鍵が開けられ、お店に入れてもらえたのはほぼ18時。そこからわたしたちは確かに美味しい食事とそれによく合うお酒をいただくことができた。そして、これまた驚くような高い金額を支払って店を出たのが20時を少し過ぎたころ。外には数時間前のわたしたちと同じように待たされている20時半からの客が列をなしていた。
さて、このレストランはどうして予約客を外で待たせるようなことができるのだろうか。あるいは高額の料金を徴収することができるのだろうか。答えはこうだ。
「外で待たされたり、高額の食事代を受け入れる人数(需要)が、店の提供できる席数(供給)を上回っているから」である。
食べログなどの情報サイトや予約システム、翻訳技術の向上などテクノロジーの進展により情報流通が容易になったこと、さらにコロナ禍以降は多くの外国人が日本に押し寄せたことで食に関心を持つ人がいわゆる「美味しいお店」に対する恒常的な需要過多を生み出した。一方で、供給側の「美味しいお店」はこうした背景から生み出された爆発的な需要の増加に追い付かない。こんな構図が、上述のようなレストランの大繁盛を生み出しているのだ。
また、近年の都心部の不動産価格の上昇も同じ構図だと考えられる。訪日外国人の増加で日本の魅力を知る人が増え、都心部での不動産の購入に対するニーズが高まる。またそれを見越した投機的なニーズも拍車をかける。これまで世界的に見た東京の不動産価格はニューヨークやロンドン、あるいは香港のような著名な大都市に比較して割安であったことも関係してくるのかもしれない。いずれにせよこうした需要の爆増に対して、物件の供給が足りていないのだろう。以上の2つの事例で言いたいことはこうだ。

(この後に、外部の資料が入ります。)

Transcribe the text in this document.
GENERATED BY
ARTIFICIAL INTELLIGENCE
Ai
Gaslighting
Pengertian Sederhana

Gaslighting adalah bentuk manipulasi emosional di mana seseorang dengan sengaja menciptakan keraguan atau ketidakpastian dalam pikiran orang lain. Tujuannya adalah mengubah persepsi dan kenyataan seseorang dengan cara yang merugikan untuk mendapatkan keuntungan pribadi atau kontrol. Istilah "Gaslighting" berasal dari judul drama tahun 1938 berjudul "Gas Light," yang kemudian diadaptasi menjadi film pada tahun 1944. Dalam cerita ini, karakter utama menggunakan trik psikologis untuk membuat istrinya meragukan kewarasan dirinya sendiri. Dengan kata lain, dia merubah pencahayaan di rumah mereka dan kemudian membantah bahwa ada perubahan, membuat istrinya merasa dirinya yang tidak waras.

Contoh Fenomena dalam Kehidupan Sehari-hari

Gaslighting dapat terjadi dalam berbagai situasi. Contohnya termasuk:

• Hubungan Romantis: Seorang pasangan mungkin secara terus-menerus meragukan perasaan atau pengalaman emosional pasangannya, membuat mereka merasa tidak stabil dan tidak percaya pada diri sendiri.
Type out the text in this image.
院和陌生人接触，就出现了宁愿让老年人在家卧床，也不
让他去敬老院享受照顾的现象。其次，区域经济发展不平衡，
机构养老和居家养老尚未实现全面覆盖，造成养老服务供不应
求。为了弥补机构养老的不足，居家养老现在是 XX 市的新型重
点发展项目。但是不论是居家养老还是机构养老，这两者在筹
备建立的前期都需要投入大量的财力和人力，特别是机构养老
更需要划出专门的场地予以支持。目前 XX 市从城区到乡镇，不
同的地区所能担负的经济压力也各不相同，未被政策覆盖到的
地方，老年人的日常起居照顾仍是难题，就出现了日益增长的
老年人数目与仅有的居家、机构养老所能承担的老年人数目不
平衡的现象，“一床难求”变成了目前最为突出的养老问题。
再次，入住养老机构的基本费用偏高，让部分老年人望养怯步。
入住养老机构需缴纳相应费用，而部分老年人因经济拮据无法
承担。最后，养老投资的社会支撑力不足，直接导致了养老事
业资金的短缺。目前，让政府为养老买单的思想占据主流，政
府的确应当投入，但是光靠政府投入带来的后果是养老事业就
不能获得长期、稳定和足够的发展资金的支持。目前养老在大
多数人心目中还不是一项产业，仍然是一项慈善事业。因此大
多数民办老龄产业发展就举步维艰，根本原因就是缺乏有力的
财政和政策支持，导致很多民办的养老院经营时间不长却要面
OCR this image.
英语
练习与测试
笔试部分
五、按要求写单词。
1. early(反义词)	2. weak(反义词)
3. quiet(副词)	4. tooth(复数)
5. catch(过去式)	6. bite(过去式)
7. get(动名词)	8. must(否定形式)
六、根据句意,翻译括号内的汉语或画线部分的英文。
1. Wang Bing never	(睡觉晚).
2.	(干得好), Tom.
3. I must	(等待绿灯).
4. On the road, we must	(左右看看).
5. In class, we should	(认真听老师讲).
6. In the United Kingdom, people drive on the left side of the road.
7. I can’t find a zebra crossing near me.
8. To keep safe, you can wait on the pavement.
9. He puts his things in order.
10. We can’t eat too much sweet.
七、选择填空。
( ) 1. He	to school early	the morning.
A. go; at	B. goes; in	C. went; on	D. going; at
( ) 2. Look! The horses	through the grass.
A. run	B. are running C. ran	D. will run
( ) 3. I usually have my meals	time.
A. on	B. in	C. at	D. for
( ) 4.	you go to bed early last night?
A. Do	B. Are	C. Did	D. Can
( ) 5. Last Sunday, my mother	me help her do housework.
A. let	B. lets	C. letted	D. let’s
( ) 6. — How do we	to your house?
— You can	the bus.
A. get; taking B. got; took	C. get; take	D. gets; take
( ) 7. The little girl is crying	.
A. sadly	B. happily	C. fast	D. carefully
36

需要の変化に目を凝らすこと。変化が生まれているのはどの領域か
それに対して供給が追いつかない状態にあるか否か
ひとことでいえば、タイトルの通り「何が過多で何が過少か?」を見極めることが大切、ということだ。
米中摩擦で話題のレアアースは、世界的な需要拡大に対して供給不足気味であったところに、圧倒的な産出シェアを持つ中国が輸出に制限をかけたことで、もはや価格上昇どころか調達できるかどうか、という物資になっている。
金やビットコインの価格上昇は、通貨とは異なり(通貨は国の状況が悪くなるとどんどん印刷されるリスクがある)供給がほとんど増えないという特性に対して、世界中のマネーがあふれている状況が進んでいることから説明できる。わたしはこのことに最近気が付いたが、ビットコインに早くから投資して来たのは慧眼の人だと思う。とはいえ時価総額はまだMicrosoftやApple以下であり、金と比較するとまだ10分の1程度らしいから、まだまだ上昇するのだろうな、なんて個人的には思ったりしている。
最後に手前味噌で恐縮だが、わたしたちのビジネスについても触れておこう。わが国の高齢社会が今後もますます進行していく中で、さまざまな「終活」に対する需要は年々増加している。一方で、適切な情報やサービスの供給はそれに見合っていない。ここにビッグチャンスがあるとわたしは信じている。これをやりますので、皆さま楽しみにお待ちください。